Me gusta mezclarme entre la gente para retratar lo que me rodea; pero siempre intentando pasar inadvertido y así captar las cosas sin muecas forzadas o posados irreales. Y aunque hay un enunciado físico que afirma que no es posible observar un sistema sin interferir en él, yo no me canso de desafiarlo cada vez que salgo a la calle con la cámara en la mano.

En mitad del asfalto

Cada persona entiende la fotografía de una manera, y la mía es aquella en la que el observador es un ser invisible cuya presencia pasa siempre inadvertida; y por eso nunca me canso de captar esas escenas mundanas de mis lugares de paso. No esperéis de mí grandes retratos o pomposas escenas con una larga preparación detrás, porque lo que yo os ofrezco es simplemente una visión del mundo basada en todos esos pequeños-grandes detalles que convierten cada instante en algo único e irrepetible.

Alegría

Como dijo David Wojnarowicz en su momento: Smell the flowers while you can.
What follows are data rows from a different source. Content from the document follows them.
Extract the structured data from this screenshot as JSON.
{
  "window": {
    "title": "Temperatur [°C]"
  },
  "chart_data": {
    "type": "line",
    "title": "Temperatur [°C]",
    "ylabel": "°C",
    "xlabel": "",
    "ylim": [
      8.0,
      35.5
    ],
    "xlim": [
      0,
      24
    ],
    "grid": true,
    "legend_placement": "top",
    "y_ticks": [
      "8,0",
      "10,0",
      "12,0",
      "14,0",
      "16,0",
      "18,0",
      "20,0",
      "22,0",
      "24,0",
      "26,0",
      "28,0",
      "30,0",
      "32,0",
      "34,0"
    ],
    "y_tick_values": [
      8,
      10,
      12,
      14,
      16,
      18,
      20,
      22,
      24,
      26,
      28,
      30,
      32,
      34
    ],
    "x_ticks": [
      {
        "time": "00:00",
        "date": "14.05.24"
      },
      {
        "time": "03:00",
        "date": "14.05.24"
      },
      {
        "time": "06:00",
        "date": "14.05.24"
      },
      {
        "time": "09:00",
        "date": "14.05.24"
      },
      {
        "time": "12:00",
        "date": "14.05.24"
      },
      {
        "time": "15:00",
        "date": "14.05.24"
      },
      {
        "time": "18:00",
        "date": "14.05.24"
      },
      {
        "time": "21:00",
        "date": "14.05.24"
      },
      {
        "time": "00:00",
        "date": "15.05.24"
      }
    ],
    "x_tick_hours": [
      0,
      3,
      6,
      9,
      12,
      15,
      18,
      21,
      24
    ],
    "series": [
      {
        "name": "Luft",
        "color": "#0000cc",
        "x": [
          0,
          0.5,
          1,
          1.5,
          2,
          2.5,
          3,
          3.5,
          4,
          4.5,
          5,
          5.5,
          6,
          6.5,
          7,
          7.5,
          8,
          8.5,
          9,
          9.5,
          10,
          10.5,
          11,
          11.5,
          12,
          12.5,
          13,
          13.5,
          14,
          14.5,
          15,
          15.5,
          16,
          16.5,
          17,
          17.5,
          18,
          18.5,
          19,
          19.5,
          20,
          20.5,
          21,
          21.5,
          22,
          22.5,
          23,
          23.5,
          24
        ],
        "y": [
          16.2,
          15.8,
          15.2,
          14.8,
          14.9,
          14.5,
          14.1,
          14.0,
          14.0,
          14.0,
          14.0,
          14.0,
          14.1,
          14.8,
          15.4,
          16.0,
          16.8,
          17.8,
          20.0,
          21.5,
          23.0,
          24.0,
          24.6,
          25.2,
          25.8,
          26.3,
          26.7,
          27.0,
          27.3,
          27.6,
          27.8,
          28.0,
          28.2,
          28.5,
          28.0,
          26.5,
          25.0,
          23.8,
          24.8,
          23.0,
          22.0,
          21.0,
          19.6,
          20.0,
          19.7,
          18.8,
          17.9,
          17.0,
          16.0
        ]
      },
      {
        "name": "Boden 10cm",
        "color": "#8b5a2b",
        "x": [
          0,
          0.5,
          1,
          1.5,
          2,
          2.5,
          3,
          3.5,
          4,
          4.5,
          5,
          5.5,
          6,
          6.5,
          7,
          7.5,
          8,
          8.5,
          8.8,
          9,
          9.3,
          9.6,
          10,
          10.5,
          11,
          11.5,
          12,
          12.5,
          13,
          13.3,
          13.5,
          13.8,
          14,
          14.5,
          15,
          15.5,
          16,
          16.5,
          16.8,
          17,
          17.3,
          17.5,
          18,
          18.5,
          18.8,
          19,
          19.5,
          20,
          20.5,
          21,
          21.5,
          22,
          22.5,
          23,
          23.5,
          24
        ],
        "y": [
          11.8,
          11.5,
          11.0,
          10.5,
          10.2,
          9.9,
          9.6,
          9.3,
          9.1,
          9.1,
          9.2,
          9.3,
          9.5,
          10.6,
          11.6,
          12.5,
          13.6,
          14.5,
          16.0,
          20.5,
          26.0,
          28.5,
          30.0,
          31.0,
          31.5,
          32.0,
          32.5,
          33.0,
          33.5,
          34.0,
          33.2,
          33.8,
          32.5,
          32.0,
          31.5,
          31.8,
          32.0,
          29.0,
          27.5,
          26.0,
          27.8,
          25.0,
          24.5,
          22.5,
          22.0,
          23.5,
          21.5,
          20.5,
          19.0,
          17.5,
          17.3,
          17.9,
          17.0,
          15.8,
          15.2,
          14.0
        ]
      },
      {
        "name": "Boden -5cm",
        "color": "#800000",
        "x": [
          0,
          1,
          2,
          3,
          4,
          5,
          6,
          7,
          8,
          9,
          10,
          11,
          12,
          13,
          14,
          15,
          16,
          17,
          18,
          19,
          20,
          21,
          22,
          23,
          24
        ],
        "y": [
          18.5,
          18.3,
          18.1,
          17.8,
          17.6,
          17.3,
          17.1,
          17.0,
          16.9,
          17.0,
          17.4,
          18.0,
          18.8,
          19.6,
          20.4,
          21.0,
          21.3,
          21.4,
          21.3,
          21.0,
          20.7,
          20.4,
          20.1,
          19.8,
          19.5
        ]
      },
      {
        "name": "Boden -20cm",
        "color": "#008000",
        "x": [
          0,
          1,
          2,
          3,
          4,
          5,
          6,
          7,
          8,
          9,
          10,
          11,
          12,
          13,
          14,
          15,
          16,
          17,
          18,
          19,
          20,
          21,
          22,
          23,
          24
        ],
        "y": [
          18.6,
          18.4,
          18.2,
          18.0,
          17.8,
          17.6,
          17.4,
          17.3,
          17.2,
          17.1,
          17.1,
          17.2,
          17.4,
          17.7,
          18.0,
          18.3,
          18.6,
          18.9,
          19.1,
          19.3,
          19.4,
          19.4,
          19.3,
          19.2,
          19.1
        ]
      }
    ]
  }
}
En la época analógica no había diferencias tan grandes entre las cámaras réflex

Una breve reflexión fotográfica para terminar el fin de semana dándole un poco al coco:

Si uno se para a pensar cómo ha cambiado el mundo de la fotografía con la llegada de las cámaras digitales se da cuenta de que en la época de las réflex de carrete no había tanta diferencia entre unas cámaras y otras: si montábamos el mismo objetivo en una Nikon F5 (modelo tope de gama en los años 90) y una Nikon F50 (el modelo réflex básico de la marca por aquellos años) empleando el mismo tipo de carrete podíamos conseguir unas fotografías prácticamente iguales en una cámara y en la otra.

Esto se debe a que los elementos físicos responsables de la calidad técnica (ojo, no artística) de las fotografías obtenidas eran más o menos los mismos en todos los modelos, ya que lo único que se interponía entre el negativo fotográfico y nuestra escena a retratar eran las lentes que conformaban el objetivo. Obviamente, los modos de medición eran más exactos en las cámaras más caras, el obturador era de mayor calidad y los sensores encargados del enfoque eran más precisos; pero el modo en el que la luz llegaba a tocar el negativo era exactamente el mismo en todas las cámaras.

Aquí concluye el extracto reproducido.